The Outsourced Self: What Happens When We Pay Others to Live Our Lives for Us
Arlie Russell Hochschild
Picador / $17.00 / 320 pages
ISBN: 978-1-250-02419-0
Publication Date: April 2, 2013
Political Science / Sociology
For review copies (US and Canada only), or to schedule an interview with Arlie Russell Hochschild, please email gabrielle.gantz [at] picadorusa.com
A New York Times Book Review Editors’ Choice
A Publishers Weekly Best Book of the Year
PRAISE FOR THE OUTSOURCED SELF
“Brilliant, compelling, and hard to put down … The nation’s leading sociologist of daily life has turned her razor-sharp eye to the rapid advance of the commodity frontier.”—Juliet Schor, author of The Overworked American
“Hochschild’s big contribution here is to tally the subtler costs of outsourcing: the ‘depersonalization of our bonds with others,’ the failure to enjoy the process of planning a wedding, the missing out on one’s children’s childhoods – all of the little nontragedies that add up to a thinner, sadder life.”

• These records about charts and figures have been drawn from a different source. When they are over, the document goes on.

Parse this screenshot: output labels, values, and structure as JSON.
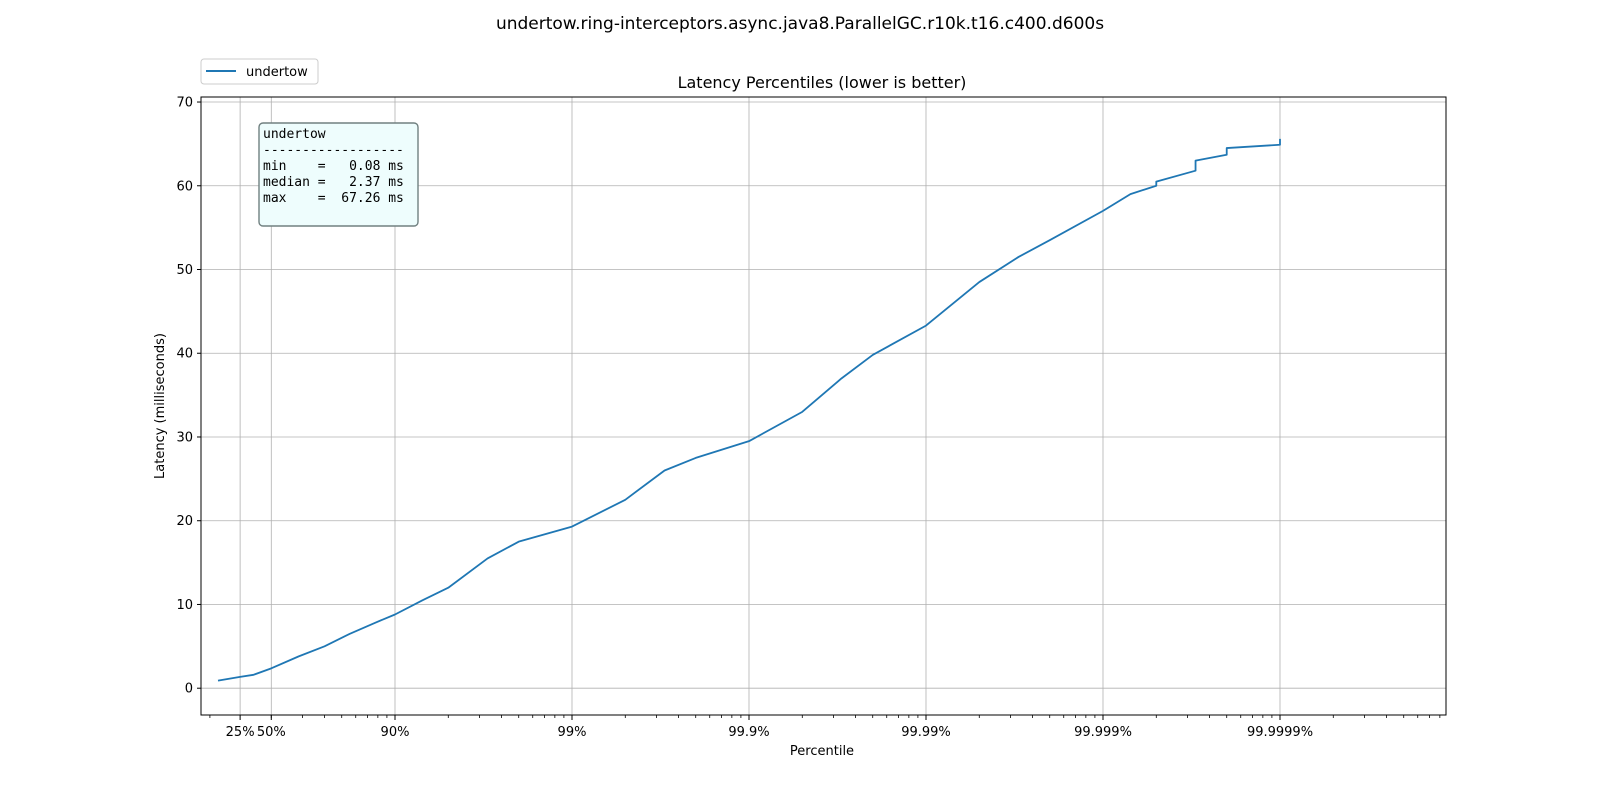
{
  "figure_title": "undertow.ring-interceptors.async.java8.ParallelGC.r10k.t16.c400.d600s",
  "legend": {
    "items": [
      {
        "label": "undertow",
        "color": "#1f77b4"
      }
    ]
  },
  "stats_box": {
    "lines": [
      "undertow",
      "------------------",
      "min    =   0.08 ms",
      "median =   2.37 ms",
      "max    =  67.26 ms"
    ]
  },
  "chart_data": {
    "type": "line",
    "title": "Latency Percentiles (lower is better)",
    "xlabel": "Percentile",
    "ylabel": "Latency (milliseconds)",
    "x_scale": "log of 1/(1 - percentile)",
    "x_ticks": [
      {
        "value": 25,
        "label": "25%"
      },
      {
        "value": 50,
        "label": "50%"
      },
      {
        "value": 90,
        "label": "90%"
      },
      {
        "value": 99,
        "label": "99%"
      },
      {
        "value": 99.9,
        "label": "99.9%"
      },
      {
        "value": 99.99,
        "label": "99.99%"
      },
      {
        "value": 99.999,
        "label": "99.999%"
      },
      {
        "value": 99.9999,
        "label": "99.9999%"
      }
    ],
    "ylim": [
      -3.2,
      70.6
    ],
    "y_ticks": [
      0,
      10,
      20,
      30,
      40,
      50,
      60,
      70
    ],
    "grid": true,
    "legend_position": "top-left, above plot",
    "series": [
      {
        "name": "undertow",
        "color": "#1f77b4",
        "points": [
          [
            0,
            0.9
          ],
          [
            25,
            1.35
          ],
          [
            37,
            1.6
          ],
          [
            50,
            2.37
          ],
          [
            65,
            3.8
          ],
          [
            75,
            5.0
          ],
          [
            82,
            6.5
          ],
          [
            87,
            7.8
          ],
          [
            90,
            8.8
          ],
          [
            93,
            10.5
          ],
          [
            95,
            12.0
          ],
          [
            97,
            15.5
          ],
          [
            98,
            17.5
          ],
          [
            99,
            19.3
          ],
          [
            99.5,
            22.5
          ],
          [
            99.7,
            26.0
          ],
          [
            99.8,
            27.5
          ],
          [
            99.9,
            29.5
          ],
          [
            99.95,
            33.0
          ],
          [
            99.97,
            37.0
          ],
          [
            99.98,
            39.8
          ],
          [
            99.99,
            43.3
          ],
          [
            99.995,
            48.5
          ],
          [
            99.997,
            51.5
          ],
          [
            99.998,
            53.5
          ],
          [
            99.999,
            57.0
          ],
          [
            99.9993,
            59.0
          ],
          [
            99.9995,
            60.0
          ],
          [
            99.9995,
            60.5
          ],
          [
            99.9997,
            61.8
          ],
          [
            99.9997,
            63.0
          ],
          [
            99.9998,
            63.7
          ],
          [
            99.9998,
            64.5
          ],
          [
            99.9999,
            64.9
          ],
          [
            99.9999,
            65.6
          ]
        ]
      }
    ]
  }
}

—Judith Shulevitz, The New York Times Book Review
“Fascinating … Hochschild asks important questions about the ways in which outsourcing affects our self-worth and our relationships to family and community.”—The Cleveland Plain Dealer
“What happens to us as we outsource more and more of our personal—even intimate—tasks to paid ‘coaches,’ caretakers, companions, event planners, and Third World surrogate mothers? It takes a social thinker of great stature and scope to tackle this question, and a writer of immense charm to make the answer riveting. Arlie Hochschild is both, and this may be her best book ever…I won’t say Hochschild will ‘make’ you think: She’s such a keen observer and delightful writer that she makes it fun to think.”—Barbara Ehrenreich, author of Nickel and Dimed
“Incisive, provocative, and often downright entertaining…It used to take a village, but these days it takes a full-service mall, much of it in cyberspace. Finding a mate, planning a wedding, potty-training a child, or being a better father—once intuitive, ordinary tasks involving family, friends, and neighbors—now require the services of paid experts, trainers, and a plethora of coaches, such as Internet dating coach Evan Katz, aka e-Cyrano, or Family360, which teaches executives to “invest time and attention in ‘high leverage’ family activities.”—Publishers Weekly *Starred Review*
ABOUT THE OUTSOURCED SELF
We’ve long imagined the family as immune to market forces, the one place where the personal, the private, and the emotional hold sway. Yet as Arlie Russell Hochschild shows in THE OUTSOURCED SELF: What Happens When We Pay Others to Live Our Lives for Us (Picador; On sale: April 2, 2013; ISBN: 978-1-250-02419-0; $17.00; 320pp), the market—ever more specialized and global—is very much present at home. Many aspects of private life—love, friendship, child rearing—are being transformed into packaged expertise to be sold back to anxious, time-starved Americans.
From dating services that train you to be the CEO of your love life to wedding planners who create a couple’s “personal narrative”; from nameologists (who help you name your child) to wantologists (who help you name your goals); from commercial surrogate farms in India to hired mourners who will scatter your loved one’s ashes in the ocean of your choice—Hochschild reveals a world in which the most intuitive and emotional of human acts have become work for hire.
Clear-eyed and empathic, Hochschild puts a finger on the most important unacknowledged trend of our time.
ABOUT THE AUTHOR
ARLIE RUSSELL HOCHSCHILD is the author of The Time Bind, The Second Shift, and The Managed Heart. Her articles have appeared in Harper’s Magazine, Mother Jones, and Psychology Today, among others. A University of California–Berkeley sociologist, she lives in San Francisco.